The big investment trends in the next 12 months
It’s been a rollercoaster 12 months on the stock market, but Australia is getting back to black territory - all thanks to our banks.
Speaking to Yahoo! Finance editor-in-chief Sarah O’Carroll at the Yahoo! Finance Live Summit, Bell Direct Senior Market Analyst Jessica Amir said the Aussie economy had beat growth expectations, after one of its toughest years yet in 2020.
“So many ASX listed companies are reporting strong rebounds in earnings, and we know earnings growth generally drives share price growth,” Amir said.
Key driver: Employment growth
“If you look at banks, which are collectively known as the Financial sector, they’re actually up the most this year - about 20%,” Amir said.
“And that puts banks on pace for the best gain year-to-date in a decade. It’s quite extraordinary.”
And the reason? “Mortgage applications are at an all-time-high, and building approvals are skyrocketing.”
As the labour market begins to make a comeback, Aussies with money to spend are looking to take advantage of record-low interest rates, which is putting more money into the banks’ pockets.
Key driver: Discretionary spending
Another key factor behind Australia’s economic recovery is changing consumer behaviours, Amir said.
“The consumer discretionary sector is the second-best performer on the ASX [Australian Securities Exchange] this year, and lockdown leisure stocks are really at the forefront of this,” she said.
Because we’re unable to leave the country, Aussies are heading on outback road trips with mates, or looking to entertain themselves online.
As a result, Amir said Aussie off-road vehicle company, ARB, was up 50% this year to be the best performer on the ASX in the consumer discretionary space, and shares in global online pokie company Aristocrat were also up 40% this year.
Read more: Investment portfolio themes to consider
What risks should investors be wary of?
When it comes to investing, there are always risks you need to consider.
Right now, Amir said the biggest threats to the economy’s current bull market are: low interest rates and inflation.
“The risk is if interest rates rise sooner than we thought,” Amir said.
“We’re seeing inflation pick up...but the risk here is if prices rise more than is expected, then that could really take the top off some markets,” she said.
So where are the opportunities?
Anthony Doyle, Fidelity’s cross-asset investment specialist, who joined Amir at the Yahoo Finance Summit, told Yahoo Finance that he sees opportunities in emerging markets and Asia.
“The next 1 billion people to enter into the global middle class, 850 million will reside in Asia...That's really one place that we've been focusing our efforts on,” Doyle said.
And one way to do that is through exchange-traded funds - something Amir advocates for.
“Arguably one of the most famous investors Peter Lynch said you can have one up on Wall Street if you become observational,” she said. “Just look at what's going on around you and then approach that thinking as you're investing.”
For example, right now there are more cars on roads, people in shops and queues in banks, Amir said, which plays into a major investment opportunity: oil.
“Last year, the effective oil price was below zero.
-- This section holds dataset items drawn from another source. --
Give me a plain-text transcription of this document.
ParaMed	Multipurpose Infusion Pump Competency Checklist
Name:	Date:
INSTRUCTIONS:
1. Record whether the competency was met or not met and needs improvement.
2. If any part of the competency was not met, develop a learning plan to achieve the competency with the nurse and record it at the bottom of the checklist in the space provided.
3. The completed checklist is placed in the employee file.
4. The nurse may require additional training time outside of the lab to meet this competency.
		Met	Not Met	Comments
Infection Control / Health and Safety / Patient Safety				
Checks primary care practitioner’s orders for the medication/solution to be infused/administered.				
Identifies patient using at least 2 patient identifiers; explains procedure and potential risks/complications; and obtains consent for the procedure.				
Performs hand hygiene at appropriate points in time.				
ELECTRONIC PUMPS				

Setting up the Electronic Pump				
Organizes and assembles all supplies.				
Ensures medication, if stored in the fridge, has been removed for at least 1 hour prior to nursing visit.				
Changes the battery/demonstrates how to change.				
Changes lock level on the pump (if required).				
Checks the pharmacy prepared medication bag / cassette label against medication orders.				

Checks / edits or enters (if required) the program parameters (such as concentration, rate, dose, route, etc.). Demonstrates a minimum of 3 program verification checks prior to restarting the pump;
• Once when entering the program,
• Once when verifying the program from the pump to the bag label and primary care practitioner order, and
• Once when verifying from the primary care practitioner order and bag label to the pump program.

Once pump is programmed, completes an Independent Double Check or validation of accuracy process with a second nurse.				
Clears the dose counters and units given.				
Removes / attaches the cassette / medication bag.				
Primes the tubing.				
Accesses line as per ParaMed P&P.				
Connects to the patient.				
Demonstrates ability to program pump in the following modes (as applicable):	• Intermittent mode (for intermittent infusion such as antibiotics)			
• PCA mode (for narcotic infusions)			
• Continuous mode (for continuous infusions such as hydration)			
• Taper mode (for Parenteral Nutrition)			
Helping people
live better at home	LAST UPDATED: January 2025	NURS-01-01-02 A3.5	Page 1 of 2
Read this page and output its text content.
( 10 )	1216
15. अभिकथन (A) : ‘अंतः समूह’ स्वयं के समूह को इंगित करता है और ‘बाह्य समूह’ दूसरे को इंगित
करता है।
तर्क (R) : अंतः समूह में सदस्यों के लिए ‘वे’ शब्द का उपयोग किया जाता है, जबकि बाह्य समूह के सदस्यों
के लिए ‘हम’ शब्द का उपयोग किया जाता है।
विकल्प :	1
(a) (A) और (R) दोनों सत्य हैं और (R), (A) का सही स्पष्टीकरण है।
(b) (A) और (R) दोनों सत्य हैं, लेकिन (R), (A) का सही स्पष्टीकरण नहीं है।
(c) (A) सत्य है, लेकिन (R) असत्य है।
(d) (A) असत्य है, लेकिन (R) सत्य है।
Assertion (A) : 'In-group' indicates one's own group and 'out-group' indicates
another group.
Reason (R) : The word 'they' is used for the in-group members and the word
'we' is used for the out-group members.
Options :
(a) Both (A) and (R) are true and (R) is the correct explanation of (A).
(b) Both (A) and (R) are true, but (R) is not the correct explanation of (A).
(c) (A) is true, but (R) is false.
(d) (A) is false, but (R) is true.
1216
This year the old price is in recovery mode, so it's up 60 per cent,” she said.”
An ETF to get you into oil is listed on the ASX as OOO, and it’s up 34 per cent this year, Amir said.
“Basically, it mimics what the oil price is doing, and it’s one of the best performing ETFs.”
The second thing to watch, Amir said, is electric cars and lithium.
“About 30 countries around the globe want to be emission free by 2050...What does that mean for us? It means we're going to see more electric cars on the roads in the next 10, 20, 30 years.”
If you want to get into electric cars or lithium, a popular ETF that investors are buying has the ticker code ACDC.
“That had a really cracking year last year, and this year it’s up 14 per cent.”